Object Description
A delightful little antique silver taper stick of plain early design with baluster stem and raised square foot with canted corners. Cast silver. Britannia standard silver*. Weight 104 grams, 3.3 troy ounces. Height 9.5cm. Base diameter 7cm. London 1711. Maker Thomas Merry I.
Literature – Tapersticks, averaging about 5 inches high are miniature table candlesticks used to hold a wax taper. They are rarer than candlesticks and very few exist prior to the Queen Anne period. They usually appear in singles and pairs of tapersticks command a premium price.

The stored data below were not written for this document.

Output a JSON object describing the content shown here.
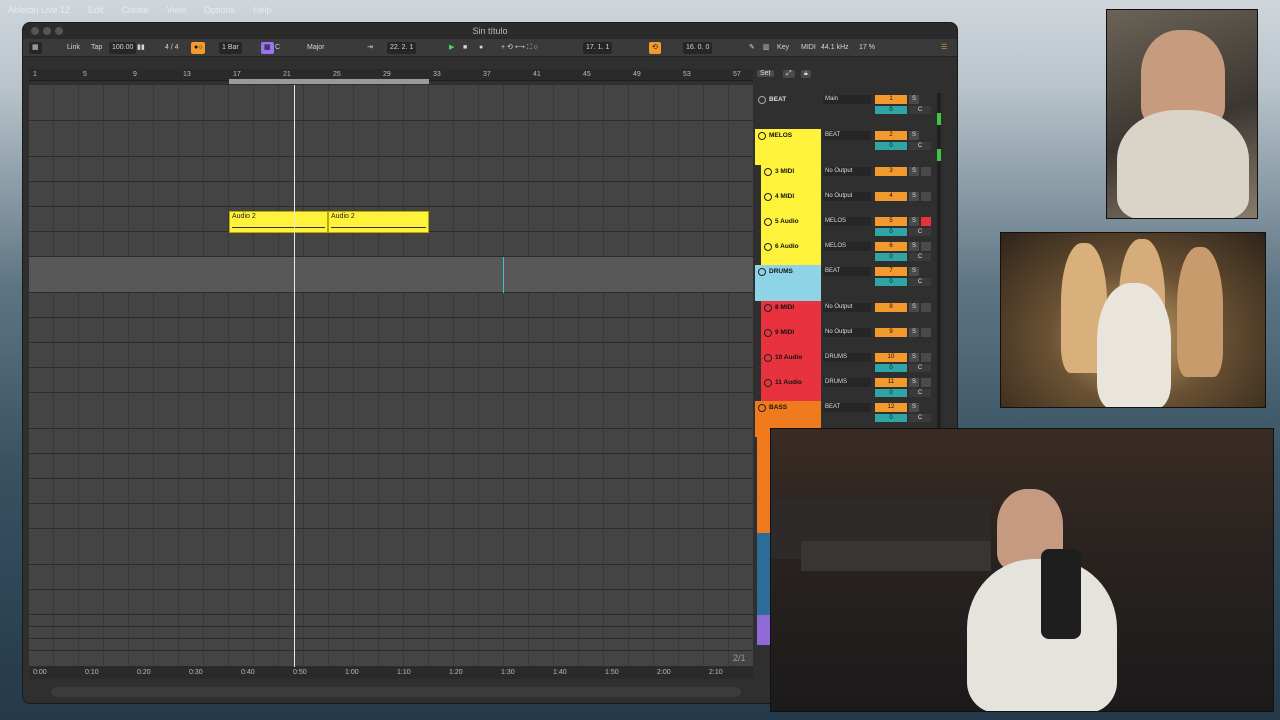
{
  "os_menubar": {
    "items": [
      "Ableton Live 12",
      "Edit",
      "Create",
      "View",
      "Options",
      "Help"
    ]
  },
  "window": {
    "title": "Sin título"
  },
  "toolbar": {
    "link": "Link",
    "tap": "Tap",
    "tempo": "100.00",
    "signature": "4 / 4",
    "quantize": "1 Bar",
    "key": "C",
    "scale": "Major",
    "arrangement_position": "22.  2.  1",
    "loop_start": "17.  1.  1",
    "loop_length": "16.  0.  0",
    "key_label": "Key",
    "midi_label": "MIDI",
    "sample_rate": "44.1 kHz",
    "cpu": "17 %"
  },
  "ruler": {
    "bars": [
      "1",
      "5",
      "9",
      "13",
      "17",
      "21",
      "25",
      "29",
      "33",
      "37",
      "41",
      "45",
      "49",
      "53",
      "57"
    ]
  },
  "time_ruler": {
    "labels": [
      "0:00",
      "0:10",
      "0:20",
      "0:30",
      "0:40",
      "0:50",
      "1:00",
      "1:10",
      "1:20",
      "1:30",
      "1:40",
      "1:50",
      "2:00",
      "2:10"
    ]
  },
  "clips": [
    {
      "label": "Audio 2"
    },
    {
      "label": "Audio 2"
    }
  ],
  "page_indicator": "2/1",
  "mixer_header": {
    "set": "Set"
  },
  "tracks": [
    {
      "name": "BEAT",
      "route": "Main",
      "num": "1",
      "vol": "0",
      "pan": "C",
      "color": "#2f2f2f",
      "meter": true
    },
    {
      "name": "MELOS",
      "route": "BEAT",
      "num": "2",
      "vol": "0",
      "pan": "C",
      "color": "#fff23a",
      "meter": true
    },
    {
      "name": "3 MIDI",
      "route": "No Output",
      "num": "3",
      "vol": "",
      "pan": "",
      "color": "#fff23a",
      "meter": false
    },
    {
      "name": "4 MIDI",
      "route": "No Output",
      "num": "4",
      "vol": "",
      "pan": "",
      "color": "#fff23a",
      "meter": false
    },
    {
      "name": "5 Audio",
      "route": "MELOS",
      "num": "5",
      "vol": "0",
      "pan": "C",
      "color": "#fff23a",
      "meter": false
    },
    {
      "name": "6 Audio",
      "route": "MELOS",
      "num": "6",
      "vol": "0",
      "pan": "C",
      "color": "#fff23a",
      "meter": false
    },
    {
      "name": "DRUMS",
      "route": "BEAT",
      "num": "7",
      "vol": "0",
      "pan": "C",
      "color": "#8fd3e6",
      "meter": false
    },
    {
      "name": "8 MIDI",
      "route": "No Output",
      "num": "8",
      "vol": "",
      "pan": "",
      "color": "#e8333f",
      "meter": false
    },
    {
      "name": "9 MIDI",
      "route": "No Output",
      "num": "9",
      "vol": "",
      "pan": "",
      "color": "#e8333f",
      "meter": false
    },
    {
      "name": "10 Audio",
      "route": "DRUMS",
      "num": "10",
      "vol": "0",
      "pan": "C",
      "color": "#e8333f",
      "meter": false
    },
    {
      "name": "11 Audio",
      "route": "DRUMS",
      "num": "11",
      "vol": "0",
      "pan": "C",
      "color": "#e8333f",
      "meter": false
    },
    {
      "name": "BASS",
      "route": "BEAT",
      "num": "12",
      "vol": "0",
      "pan": "C",
      "color": "#f07a1e",
      "meter": false
    }
  ],
  "colors": {
    "accent": "#f29a2e",
    "clip": "#fff23a",
    "teal": "#2fa5a5"
  }
}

*Britannia Standard. In 1696, so extensive had become the melting and clipping of coinage that the silversmiths were forbidden to use the sterling standard for their wares, but had to use a new higher standard, 95.8 per cent. New hallmarks were ordered, “the figure of a woman commonly called Britannia” and the lion’s head erased (torn off at the neck) replacing the lion passant and the leopard’s head crowned. This continued until the old standard of 92.5 per cent was restored in 1720. Britannia standard silver still continues to be produced even today.
Thomas Merry I, apprenticed to Henry Grant in 1693, turned over to John Laughton, a specialist candlestick maker in 1695, free 1701. Mark entered in 1701 as smallworker. Married 1699.